KFPC’s Policy Recommendations to Increase Community Safety for All:
- Collaborative development of a comprehensive community safety strategy, including:
- Meaningful involvement from those most in need and most lacking safety in our communities
- Leadership and partnership efforts from the whole community, including the social service sector, business sector, neighbourhood associations, those with lived experience, and elected representatives
- The implementation of safety audits in different community environments to inform our understanding of our existing safety levels, and allowing us to build a strategy based on immediate needs
- Reallocation of municipal funding to reduce the responsibilities of the police in situations where they are not the best equipped to create safety, such as mental health issues or domestic disputes
- more street outreach teams, more support for basic needs like housing and food security
- Improvements to the accessibility of our healthcare system including:
- Additional communication between IH and TRU SON to create more practicum placements in psychiatric nursing for student nurses to help increase the availability of psychiatric care.
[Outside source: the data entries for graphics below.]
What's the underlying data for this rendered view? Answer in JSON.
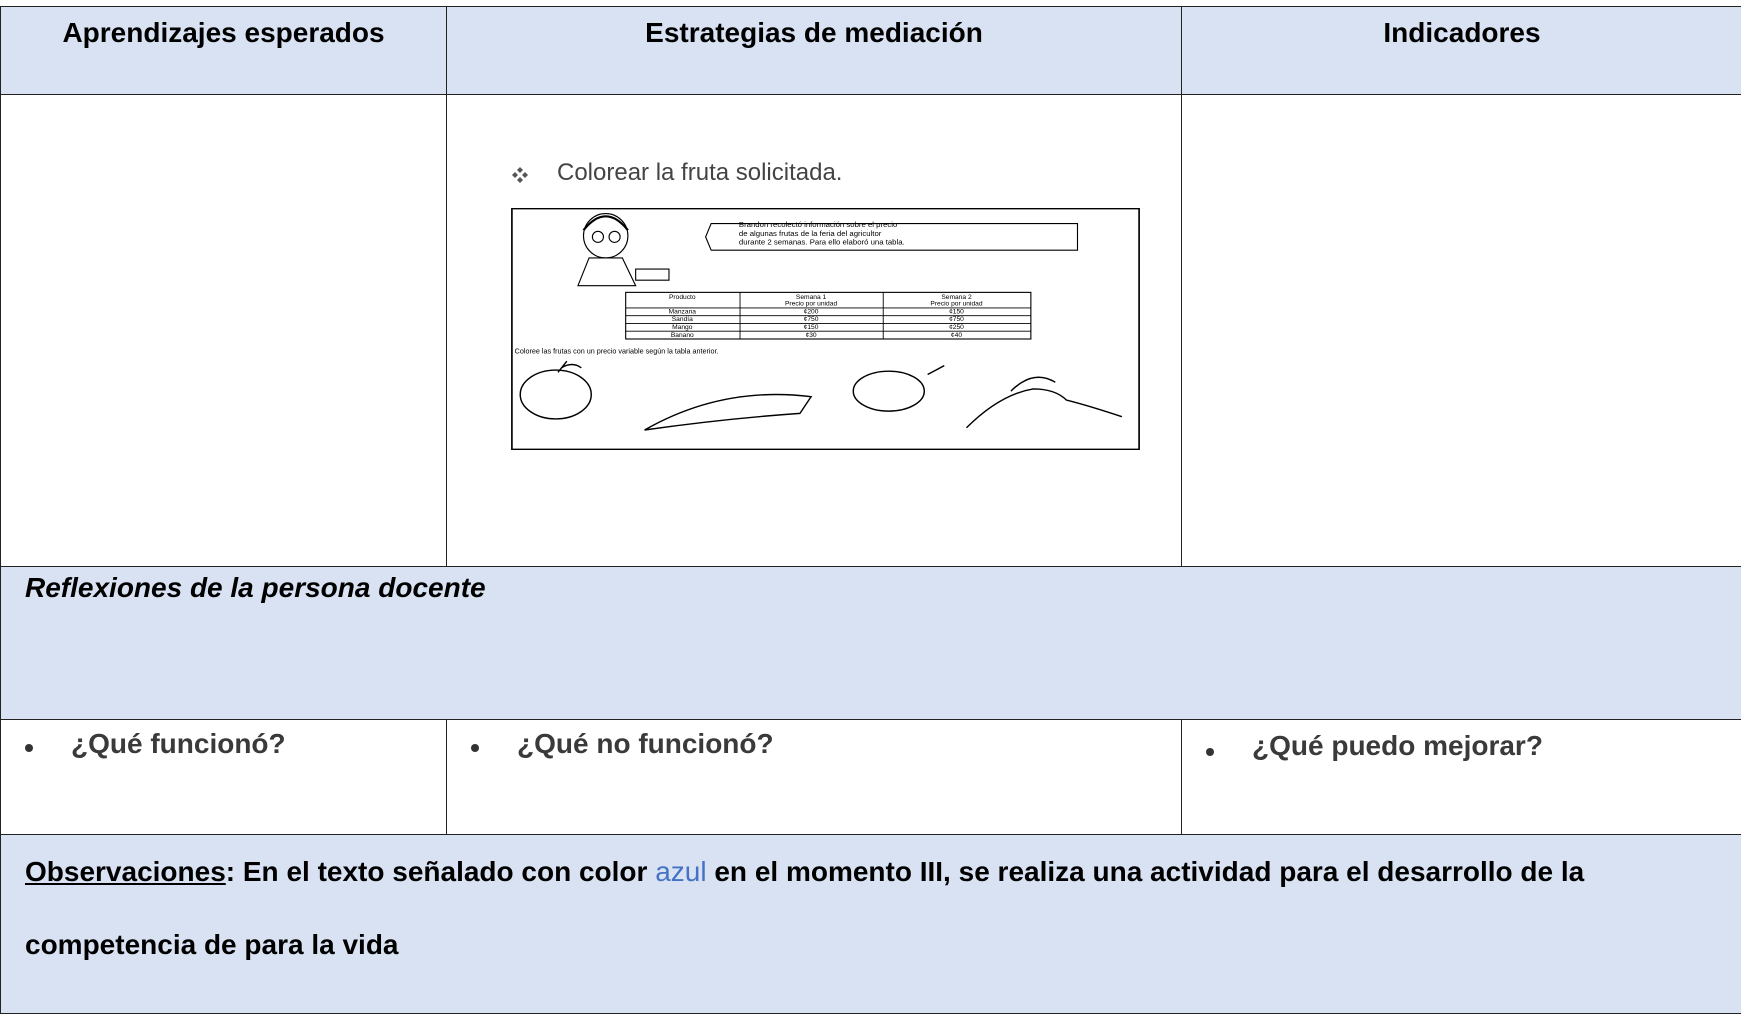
{
  "table": {
    "headers": [
      "Aprendizajes esperados",
      "Estrategias de mediación",
      "Indicadores"
    ],
    "strategy": {
      "item": "Colorear la fruta solicitada.",
      "worksheet": {
        "intro": [
          "Brandon recolectó información sobre el precio",
          "de algunas frutas de la feria del agricultor",
          "durante 2 semanas. Para ello elaboró una tabla."
        ],
        "columns": [
          [
            "Producto"
          ],
          [
            "Semana 1",
            "Precio por unidad"
          ],
          [
            "Semana 2",
            "Precio por unidad"
          ]
        ],
        "rows": [
          [
            "Manzana",
            "¢200",
            "¢150"
          ],
          [
            "Sandía",
            "¢750",
            "¢750"
          ],
          [
            "Mango",
            "¢150",
            "¢250"
          ],
          [
            "Banano",
            "¢30",
            "¢40"
          ]
        ],
        "instruction": "Coloree las frutas con un precio variable según la tabla anterior."
      }
    },
    "reflections_title": "Reflexiones de la persona docente",
    "questions": [
      "¿Qué funcionó?",
      "¿Qué no funcionó?",
      "¿Qué puedo mejorar?"
    ],
    "observations": {
      "label": "Observaciones",
      "parts": [
        ": En el texto señalado con color ",
        "azul",
        " en el momento III, se realiza una actividad para el desarrollo de la competencia de para la vida"
      ]
    }
  }
}
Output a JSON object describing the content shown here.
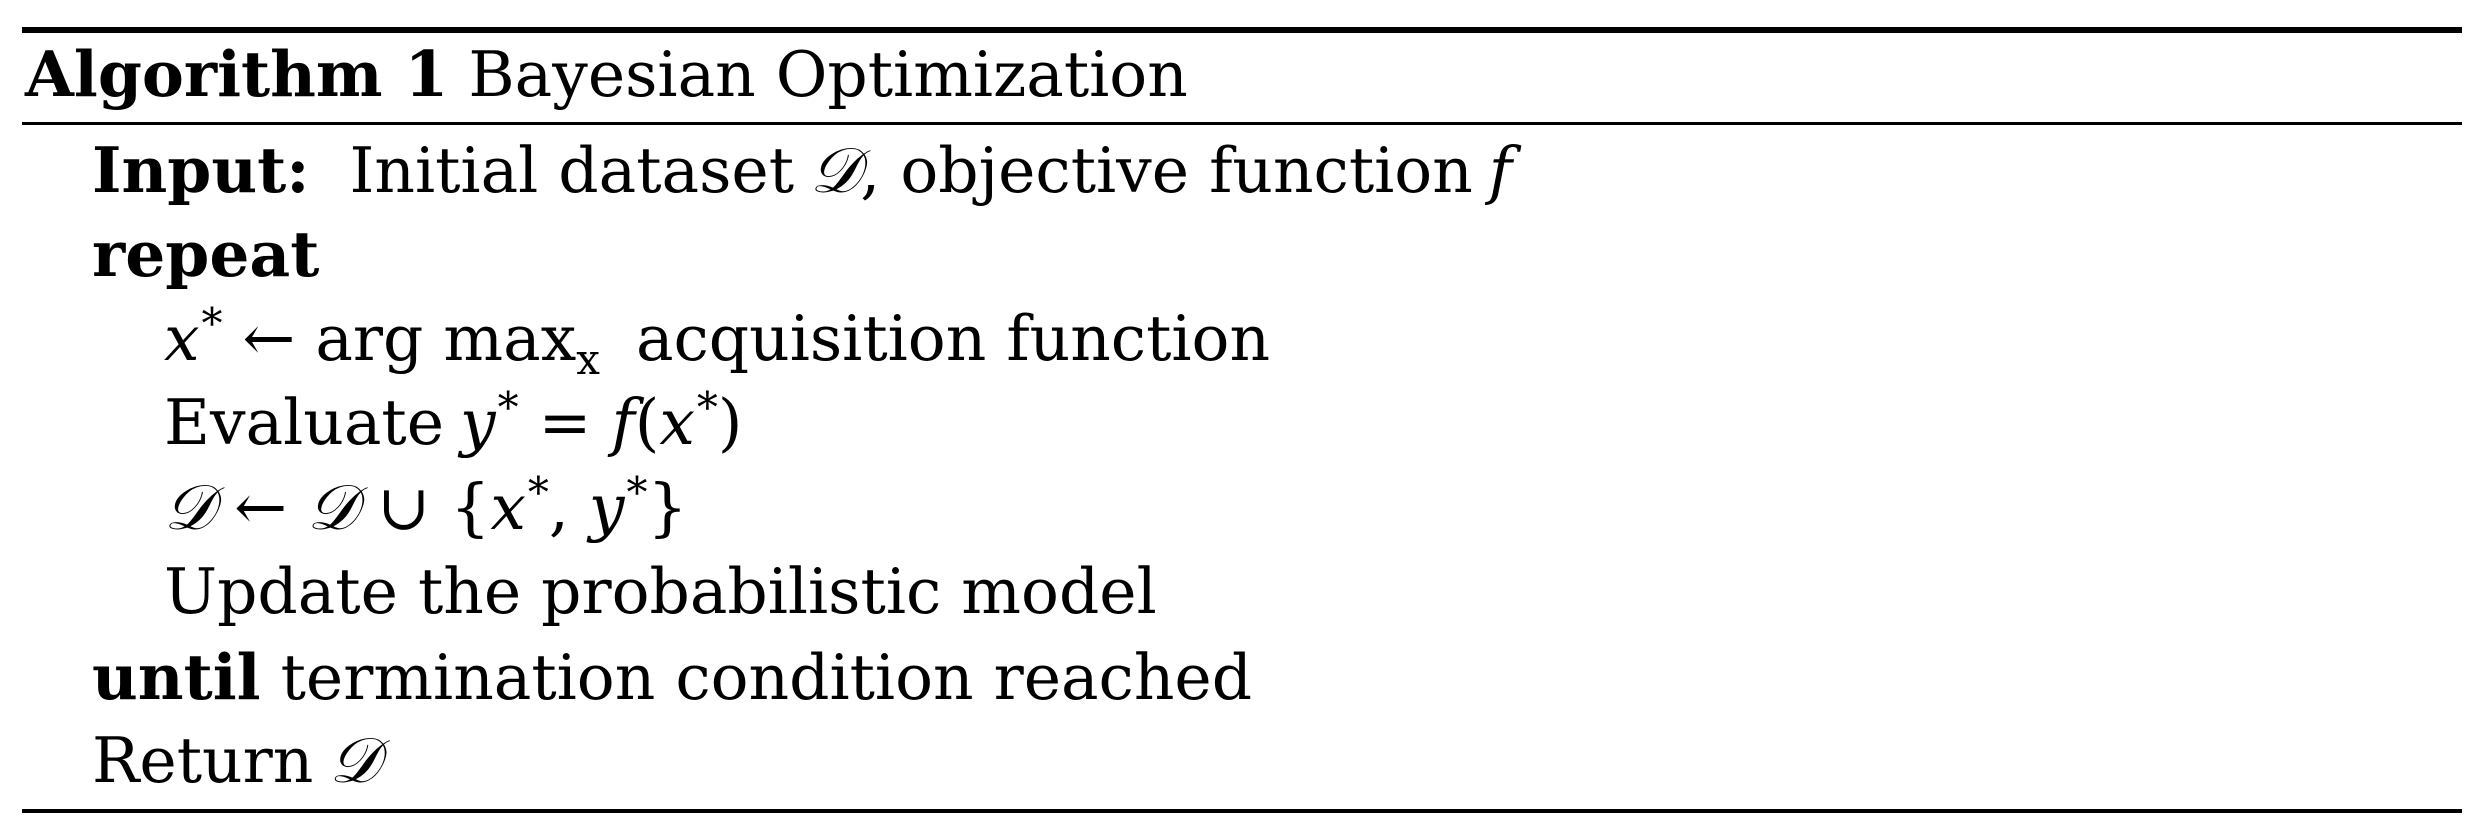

- Clinics (seperate from the ER) that are available for longer hours to accommodate folks who cannot take time off of work to seek medical attention.
- Clinics that provide child care,
- Clinicians and all staff trained in trauma-informed practices, particularly in regards to: those experiencing homlessness, substance abuse-disorder, and other mental health crises; domestic violence and abuse victims; fat people; and Indigenous Peoples.
- The implementation of community pantries and fridges in neighbourhoods across Kamloops.
- An increase in public-education aiming to destigmatize marginalised communities and teach citizens how to respond to a variety of mental and physical crises.